训练自己的ControlNet

最新推荐文章于 2025-03-29 15:07:48 发布

fisherisfish

最新推荐文章于 2025-03-29 15:07:48 发布

阅读量8.6k

点赞数 32

文章标签：计算机视觉人工智能 python AIGC

本文链接：https://blog.csdn.net/fisherisfish/article/details/133741947

版权

本文详细描述了如何使用huggingface库在自建数据集上训练ControlNet，包括数据集格式、权重复制、模型训练和测试过程，以及针对不同显卡环境的配置建议。

摘要生成于 C知道，由 DeepSeek-R1 满血版支持，前往体验 >

之前埋了一个坑，要自建数据集训练ControlNet，数据集其实早就建好了，但是因为改论文一直没时间实践，所以这篇文章先把这个坑填了，也算是把AIGC的内容暂时先结个尾。

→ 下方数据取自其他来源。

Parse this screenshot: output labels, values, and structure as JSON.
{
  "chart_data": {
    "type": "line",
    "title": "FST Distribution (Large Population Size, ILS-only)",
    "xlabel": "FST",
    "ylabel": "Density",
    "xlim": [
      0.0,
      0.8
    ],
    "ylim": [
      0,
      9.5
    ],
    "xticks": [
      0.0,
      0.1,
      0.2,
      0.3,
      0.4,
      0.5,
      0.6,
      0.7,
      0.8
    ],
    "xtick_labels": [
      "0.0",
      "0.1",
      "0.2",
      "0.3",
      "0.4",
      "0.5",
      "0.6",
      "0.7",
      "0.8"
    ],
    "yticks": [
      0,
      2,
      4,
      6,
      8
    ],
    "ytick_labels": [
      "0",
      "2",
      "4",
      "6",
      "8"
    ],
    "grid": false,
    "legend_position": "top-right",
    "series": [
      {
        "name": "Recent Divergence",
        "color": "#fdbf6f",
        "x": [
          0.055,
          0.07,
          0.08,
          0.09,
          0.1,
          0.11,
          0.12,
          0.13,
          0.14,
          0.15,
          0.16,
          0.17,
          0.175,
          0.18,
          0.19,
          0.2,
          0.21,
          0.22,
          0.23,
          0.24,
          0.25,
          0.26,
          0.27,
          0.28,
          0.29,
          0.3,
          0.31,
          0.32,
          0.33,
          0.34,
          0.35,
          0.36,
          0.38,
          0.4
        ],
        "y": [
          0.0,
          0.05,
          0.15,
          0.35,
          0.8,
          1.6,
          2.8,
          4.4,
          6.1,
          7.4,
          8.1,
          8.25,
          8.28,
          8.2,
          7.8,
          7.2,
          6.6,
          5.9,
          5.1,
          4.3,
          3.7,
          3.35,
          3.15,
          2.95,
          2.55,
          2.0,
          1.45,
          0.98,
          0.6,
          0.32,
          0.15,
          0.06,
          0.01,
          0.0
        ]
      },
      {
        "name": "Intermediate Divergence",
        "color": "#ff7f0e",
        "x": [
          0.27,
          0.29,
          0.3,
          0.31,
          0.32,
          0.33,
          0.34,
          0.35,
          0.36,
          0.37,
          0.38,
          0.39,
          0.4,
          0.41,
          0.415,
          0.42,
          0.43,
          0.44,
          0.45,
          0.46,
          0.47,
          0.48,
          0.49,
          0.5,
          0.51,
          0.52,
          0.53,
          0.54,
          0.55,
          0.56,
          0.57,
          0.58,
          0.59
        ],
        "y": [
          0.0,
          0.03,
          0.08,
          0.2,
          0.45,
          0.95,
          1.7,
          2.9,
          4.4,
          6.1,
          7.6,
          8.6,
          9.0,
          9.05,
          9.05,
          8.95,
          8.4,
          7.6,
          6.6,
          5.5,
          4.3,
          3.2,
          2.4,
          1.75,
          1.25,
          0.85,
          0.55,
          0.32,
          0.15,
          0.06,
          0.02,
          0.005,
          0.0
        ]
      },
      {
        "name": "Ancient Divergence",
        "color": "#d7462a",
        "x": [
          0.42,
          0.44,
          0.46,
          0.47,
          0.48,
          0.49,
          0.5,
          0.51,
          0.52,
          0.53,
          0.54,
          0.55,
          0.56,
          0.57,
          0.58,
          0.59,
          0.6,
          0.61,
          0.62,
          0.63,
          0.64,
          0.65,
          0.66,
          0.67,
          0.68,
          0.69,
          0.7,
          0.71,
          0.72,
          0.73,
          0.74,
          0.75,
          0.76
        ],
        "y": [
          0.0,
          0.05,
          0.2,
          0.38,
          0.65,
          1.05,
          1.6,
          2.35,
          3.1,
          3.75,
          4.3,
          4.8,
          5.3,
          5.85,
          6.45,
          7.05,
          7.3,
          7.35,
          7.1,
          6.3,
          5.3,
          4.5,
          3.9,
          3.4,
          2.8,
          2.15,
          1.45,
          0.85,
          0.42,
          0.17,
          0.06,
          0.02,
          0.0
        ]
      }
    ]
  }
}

AIGC内容从扩散模型讲起到Stable Diffusion再到ControlNet主要讲了原理和应用，训练方面主要是因为这类模型训练对算力和时间要求比较高，这次用ControlNet作为切入点，尝试只训练一部分SD是不是能显著降低训练要求。

目前网络上有用huggingface训练的教程

使用 diffusers 训练你自己的 ControlNet 🧨 - 知乎 (zhihu.com)

先安装huggingface依赖库

pip install git+https://github.com/huggingface/diffusers.git transformers accelerate xformers==0.0.16 wandb
huggingface-cli login
wandb login

然后运行这个脚本 train_controlnet.py

!accelerate launch train_controlnet.py \
 --pretrained_model_name_or_path="stabilityai/stable-diffusion-2-1-base" \
 --output_dir="model_out" \
 --dataset_name=multimodalart/facesyntheticsspigacaptioned \
 --conditioning_image_column=spiga_seg \
 --image_column=image \
 --caption_column=image_caption \
 --resolution=512 \
 --learning_rate=1e-5 \
 --validation_image "./face_landmarks1.jpeg" "./face_landmarks2.jpeg" "./face_landmarks3.jpeg" \
 --validation_prompt "High-quality close-up dslr photo of man wearing a hat with trees in the background" "Girl smiling, professional dslr photograph, dark background, studio lights, high quality" "Portrait of a clown face, oil on canvas, bittersweet expression" \
 --train_batch_size=4 \
 --num_train_epochs=3 \
 --tracker_project_name="controlnet" \
 --enable_xformers_memory_efficient_attention \
 --checkpointing_steps=5000 \
 --validation_steps=5000 \
 --report_to wandb \
 --push_to_hub

显卡适配调整

#16GB
pip install bitsandbytes

--train_batch_size=1 \
--gradient_accumulation_steps=4 \
--gradient_checkpointing \
--use_8bit_adam

#12GB
--gradient_accumulation_steps=4 \
--gradient_checkpointing \
--use_8bit_adam
--set_grads_to_none

如果能翻墙或者在国外加上有好显卡，那么用这个方法应该是不错的。但是本苦逼土硕只能用研究所服务器上的显卡尝试，而服务器由于众所周知的原因不能翻墙，所以我们曲线救国用ControlNet自带的训练程序。

一、自建数据集

我们先来看数据集格式

ControlNet/training/fill50k/prompt.json
ControlNet/training/fill50k/source/X.png
ControlNet/training/fill50k/target/X.png

也就是源图像一个文件夹source，目标图像一个文件夹target，再加上一个文本prompt.json

prompt.json的内容如下

我个人简单建立了一个投影图转草图的数据集，数据集就不展示了，知道格式就可以构建出来。

二、复制SD权重到ControlNet

这里我选择复制SD2.1 v2-1_512-ema-pruned.ckpt

stabilityai/stable-diffusion-2-1-base at main (huggingface.co)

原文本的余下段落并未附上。